Maybe. Under a new regulation issued by the Trump Administration, short-term policies can include renewal features that would enable people to continue coverage for up to three years. However, before buying the policy, it would be important to know if the policy is renewable at your option or at the option of the insurance company. If it is only renewable at the insurer’s option, you probably wouldn’t be allowed to renew after you get sick.
It would also be very important to ask about how renewal premiums will be set. Short-term policies in most states are allowed to set premiums, including renewal premiums, based on health status. So if you do get sick, even if you have the right to renew the policy, you might not be able to afford to keep it.
Yes. In general, the application for short-term policies will ask questions about your current health status and your health history. Depending on your answers, if you have or have had a pre-existing condition you might be turned down or charge more. How short-term policies treat you also depends on where you live. A few states have passed laws to prohibit short-term policies from discriminating based on health status.
As the name implies, a short-term health insurance policy offers coverage for a period of less than 12 months. Many offer coverage for just 3 to 6 months. Beyond that term, coverage generally can only be continued if the insurance company agrees. This is sometimes called a non-guaranteed-renewable policy.
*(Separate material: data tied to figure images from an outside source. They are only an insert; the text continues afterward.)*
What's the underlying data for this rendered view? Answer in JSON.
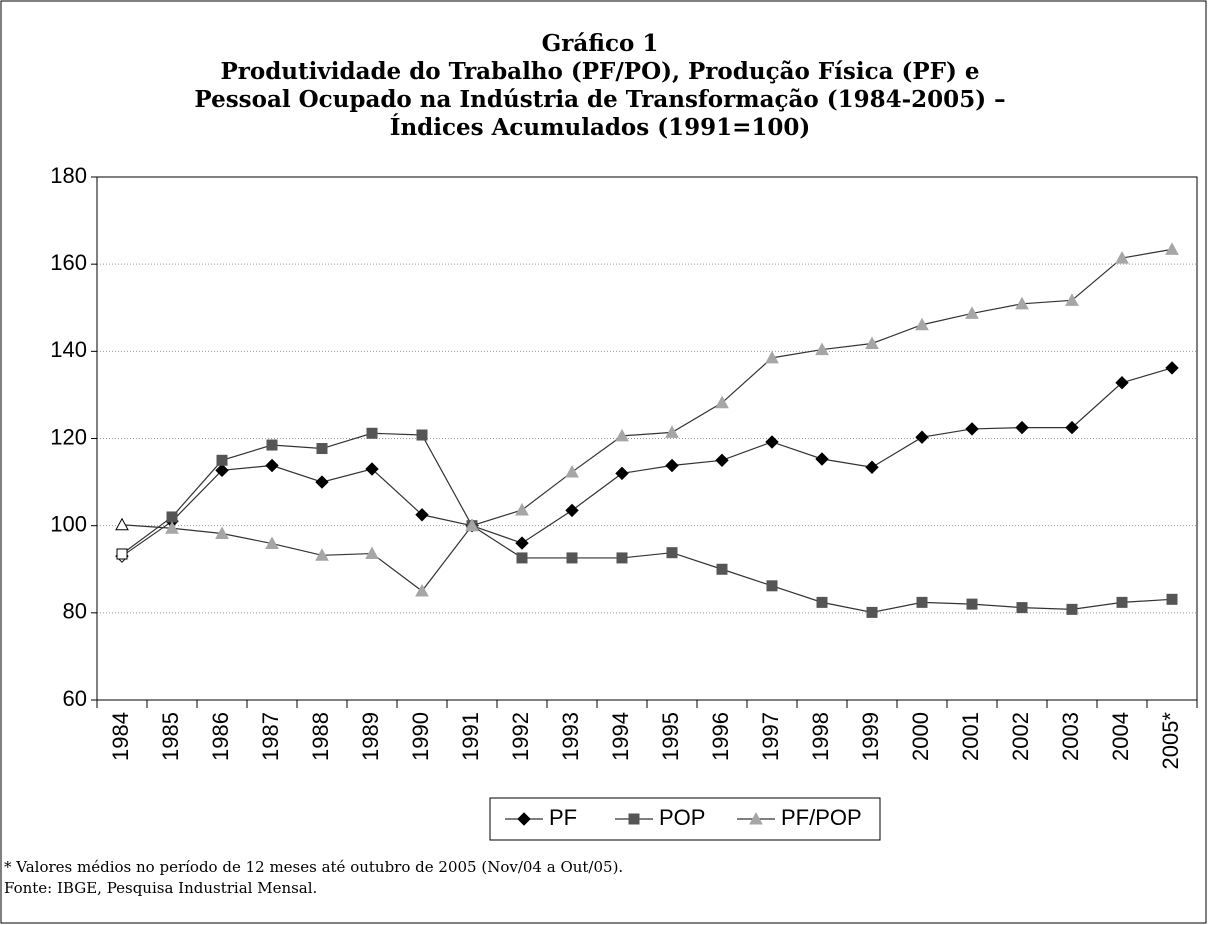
{
  "chart_data": {
    "type": "line",
    "title": [
      "Gráfico 1",
      "Produtividade do Trabalho (PF/PO), Produção Física (PF) e",
      "Pessoal Ocupado na Indústria de Transformação (1984-2005) –",
      "Índices Acumulados (1991=100)"
    ],
    "categories": [
      "1984",
      "1985",
      "1986",
      "1987",
      "1988",
      "1989",
      "1990",
      "1991",
      "1992",
      "1993",
      "1994",
      "1995",
      "1996",
      "1997",
      "1998",
      "1999",
      "2000",
      "2001",
      "2002",
      "2003",
      "2004",
      "2005*"
    ],
    "series": [
      {
        "name": "PF",
        "color": "#000000",
        "marker": "diamond",
        "values": [
          93,
          101,
          112.7,
          113.8,
          110,
          113,
          102.5,
          100,
          96,
          103.5,
          112,
          113.8,
          115,
          119.2,
          115.3,
          113.4,
          120.3,
          122.2,
          122.5,
          122.5,
          132.8,
          136.2
        ]
      },
      {
        "name": "POP",
        "color": "#555555",
        "marker": "square",
        "values": [
          93.5,
          102,
          115,
          118.5,
          117.7,
          121.2,
          120.8,
          100,
          92.6,
          92.6,
          92.6,
          93.8,
          90,
          86.2,
          82.4,
          80.1,
          82.4,
          82,
          81.2,
          80.8,
          82.4,
          83.1
        ]
      },
      {
        "name": "PF/POP",
        "color": "#a6a6a6",
        "marker": "triangle",
        "values": [
          100.2,
          99.4,
          98.2,
          95.9,
          93.2,
          93.6,
          85,
          100,
          103.6,
          112.3,
          120.6,
          121.4,
          128.2,
          138.5,
          140.4,
          141.8,
          146.1,
          148.7,
          150.9,
          151.7,
          161.4,
          163.4
        ]
      }
    ],
    "ylim": [
      60,
      180
    ],
    "yticks": [
      60,
      80,
      100,
      120,
      140,
      160,
      180
    ],
    "grid": true,
    "footnotes": [
      "* Valores médios no período de 12 meses até outubro de 2005 (Nov/04 a Out/05).",
      "Fonte: IBGE, Pesquisa Industrial Mensal."
    ]
  }
}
If you’ve made claims since you bought the short-term policy, the insurer can, and likely will refuse to continue coverage once the policy term ends.
In addition, short-term policies do not offer other protections found in Marketplace plans. For example, short-term policies can exclude coverage of pre-existing conditions. Short-term policies also typically do not cover essential health benefits such as prescription drugs, mental health care, substance abuse treatment, or maternity care.
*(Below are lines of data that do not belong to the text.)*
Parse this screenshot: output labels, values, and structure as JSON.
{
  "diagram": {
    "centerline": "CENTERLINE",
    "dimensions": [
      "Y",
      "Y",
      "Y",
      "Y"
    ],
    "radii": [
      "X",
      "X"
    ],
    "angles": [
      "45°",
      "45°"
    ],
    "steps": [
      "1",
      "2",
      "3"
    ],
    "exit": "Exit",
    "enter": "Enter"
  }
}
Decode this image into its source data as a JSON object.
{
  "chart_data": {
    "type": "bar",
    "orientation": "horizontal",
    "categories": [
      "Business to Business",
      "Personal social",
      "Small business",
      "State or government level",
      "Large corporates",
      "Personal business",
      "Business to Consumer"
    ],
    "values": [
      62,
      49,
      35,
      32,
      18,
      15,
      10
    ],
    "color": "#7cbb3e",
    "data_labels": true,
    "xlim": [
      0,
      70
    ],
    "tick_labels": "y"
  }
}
Grandfathered plans are those that were in existence on March 23, 2010 and have stayed basically the same. If you buy coverage on your own and you first purchased your policy prior to March 23, 2010, it may be a grandfathered plan. If you currently are covered under a non-group policy – whether it is grandfathered or not – you can also explore other qualified plans offered through the Marketplace and, if you prefer, you can switch to a new plan during Open Enrollment. To be eligible for a tax credit to help pay your premium – which will be based on your income – you would have to switch to a plan offered through the Marketplace. Some group plans offered by employers may also be grandfathered plans. A grandfathered group plan also must have been first established prior to March 23, 2010. To retain grandfather status, the group plan cannot be significantly changed (that is, the employer can’t significantly change covered benefits or cost sharing or the share of the plan premium that you are required to contribute.) Because employer plans tend to change from year to year, most have already lost grandfather status or will lose it over time. Meanwhile, however, grandfathered plans are not required to provide all of the benefits and consumer protections required of other health plans. For example, a grandfathered health plan might not cover preventive health services. Employers with grandfathered group health plans are allowed to enroll new employees in the grandfathered plan. So even if you first joined a group health plan after March 23, 2010, you should ask about its grandfathered status. Your employer or your insurer must let you know if your health plan is grandfathered.
All health insurers and employer-sponsored group health plans must provide people with a Summary of Benefits and Coverage, which uses a standard format to outline the benefits, cost-sharing and coverage limits of plans. The Summary of Benefits and Coverage must also say whether the plan meets minimum value and counts as minimum essential coverage.
Most people with health coverage today have a plan that will count as minimum essential coverage. The following types of health coverage count as minimum essential coverage:
Employer-sponsored group health plans
Union plans
COBRA coverage
Retiree health plans
Non-group health insurance that you buy on your own, for example, through the health insurance Marketplace
Student health insurance plans
Grandfathered health plans
Medicare
Medicaid
The Children’s Health Insurance Program (CHIP)
TRICARE (military health coverage)
Veterans’ health care programs
Peace Corps Volunteer plans
Be aware that outside of the Marketplace, other policies be for sale that may look like health insurance (such as short term individual policies, or policies that only cover cancer.) These kinds of products are sometimes referred to as “excepted benefits.” They do not count as Minimum Essential Coverage.
Starting in 2019, there is no tax penalty for people who are not covered by Minimum Essential Coverage.
There is an exemption for people who are incarcerated but it does not apply to people who were in jail awaiting trial.
However, for 2018, you could also claim a hardship exemption because you experienced circumstances that prevented you from obtaining coverage. You can claim this exemption directly on your 2018 tax return, by checking the box on Form 1040, when you file next spring.